68 kez görüntülendi.
celalettin yavuz

Prof. Dr. Celalettin Yavuz Güvenlik Politikaları Uzmanı, 20 Kasım 2024

 

Önceki bölümde Anadolu Selçuklu Devleti’nde I. Kılıçarslan dönemi ve başlayan I. Haçlı Seferleri özetlenmişti. Bugün I. Kılıçarslan dönemine devam edildi.

Üçüncü Haçlı ordusu klasik sefer yolunu takiple Türk topraklarına girince, sayıca az ve çok yorgun olan Türk ordusu böyle bir ordunun karşısına çıkmadı. Kılıçarslan takviye kuvvetlerinin katılımını beklerken, Haçlıların zorunlu olarak geçecekleri Ereğli’de, Ereğli Çayı’nın da içinden aktığı Akgöl ovasında ordusunu pusuya yatırdı. Bu galibiyetlerle özgüvenlerini tazeleyen Türkler, Anadolu’ya kök salmış olduklarını gösterdiler. Danişmendli Hükümdarı Gümüştegin Gazi, Sultan Kılıçarslan’ın I. Haçlı Seferi başladığında kuşatıp alamadığı; ancak Türkiye Selçukluları için stratejik önemi haiz olan Malatya’yı fethetti.

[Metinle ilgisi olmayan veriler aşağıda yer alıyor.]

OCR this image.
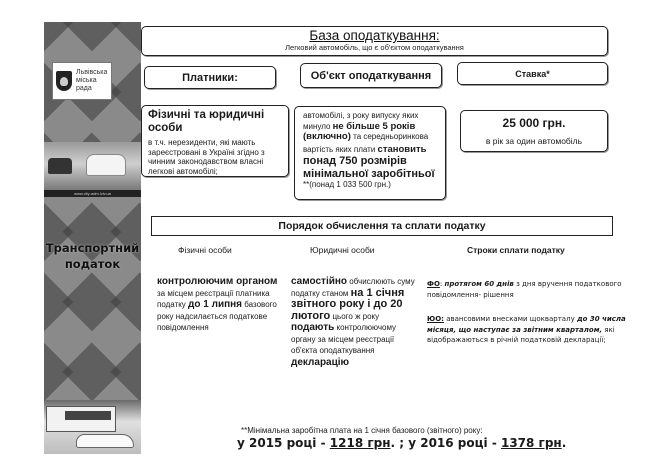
Львівська
міська
рада
www.city-adm.lviv.ua
Транспортний
податок
База оподаткування:
Легковий автомобіль, що є об'єктом оподаткування
Платники:	Об'єкт оподаткування	Ставка*
Фізичні та юридичні особи
в т.ч. нерезиденти, які мають зареєстровані в Україні згідно з чинним законодавством власні легкові автомобілі;
автомобілі, з року випуску яких минуло не більше 5 років (включно) та середньоринкова вартість яких плати становить понад 750 розмірів мінімальної заробітньої
**(понад 1 033 500 грн.)
25 000 грн.
в рік за один автомобіль
Порядок обчислення та сплати податку
Фізичні особи	Юридичні особи	Строки сплати податку
контролюючим органом за місцем реєстрації платника податку до 1 липня базового року надсилається податкове повідомлення
самостійно обчислюють суму податку станом на 1 січня звітного року і до 20 лютого цього ж року подають контролюючому органу за місцем реєстрації об'єкта оподаткування декларацію
ФО: протягом 60 днів з дня вручення податкового повідомлення- рішення
ЮО: авансовими внесками щокварталу до 30 числа місяця, що наступає за звітним кварталом, які відображаються в річній податковій декларації;
**Мінімальна заробітна плата на 1 січня базового (звітного) року:
у 2015 році - 1218 грн. ; у 2016 році - 1378 грн.
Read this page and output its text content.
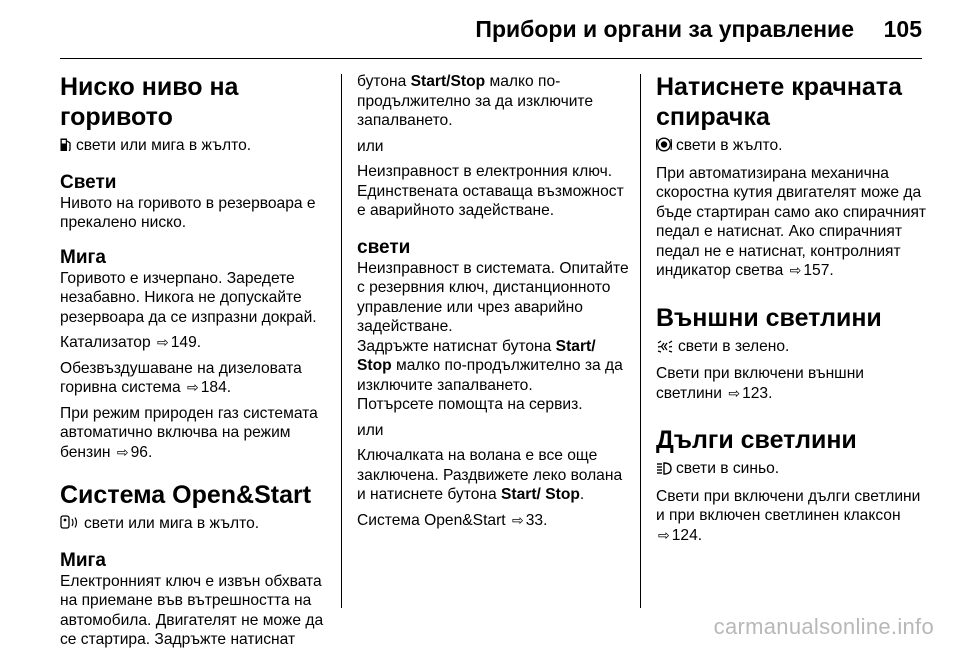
Прибори и органи за управление 105
Ниско ниво на горивото

свети или мига в жълто.

Свети

Нивото на горивото в резервоара е прекалено ниско.

Мига

Горивото е изчерпано. Заредете незабавно. Никога не допускайте резервоара да се изпразни докрай.

Катализатор ⇨ 149.

Обезвъздушаване на дизеловата горивна система ⇨ 184.

При режим природен газ системата автоматично включва на режим бензин ⇨ 96.

Система Open&Start

свети или мига в жълто.

Мига

Електронният ключ е извън обхвата на приемане във вътрешността на автомобила. Двигателят не може да се стартира. Задръжте натиснат

бутона Start/Stop малко по-продължително за да изключите запалването.

или

Неизправност в електронния ключ. Единствената оставаща възможност е аварийното задействане.

свети

Неизправност в системата. Опитайте с резервния ключ, дистанционното управление или чрез аварийно задействане.

Задръжте натиснат бутона Start/ Stop малко по-продължително за да изключите запалването.

Потърсете помощта на сервиз.

или

Ключалката на волана е все още заключена. Раздвижете леко волана и натиснете бутона Start/ Stop.

Система Open&Start ⇨ 33.

Натиснете крачната спирачка

свети в жълто.

При автоматизирана механична скоростна кутия двигателят може да бъде стартиран само ако спирачният педал е натиснат. Ако спирачният педал не е натиснат, контролният индикатор светва ⇨ 157.

Външни светлини

свети в зелено.

Свети при включени външни светлини ⇨ 123.

Дълги светлини

свети в синьо.

Свети при включени дълги светлини и при включен светлинен клаксон ⇨ 124.

carmanualsonline.info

Kılıçarslan ise Bizans İmparatoru Aleksios ile Haçlılara karşı bir ittifak yaptı. İmparatorun Akdeniz’e çıkardığı donanma, Çukurova şehirlerinin Haçlılardan alınmasında Kılıçarslan’a destek vermişti. Kılıçarslan, Antakya seferini yarıda bırakıp Danişmend Gazi’ye karşı yürüyerek onu Maraş civarında büyük bir yenilgiye uğrattı. Danişmend beyinin ölümü üzerine kuşattığı Malatya’yı Eylül 1066’da teslim aldı.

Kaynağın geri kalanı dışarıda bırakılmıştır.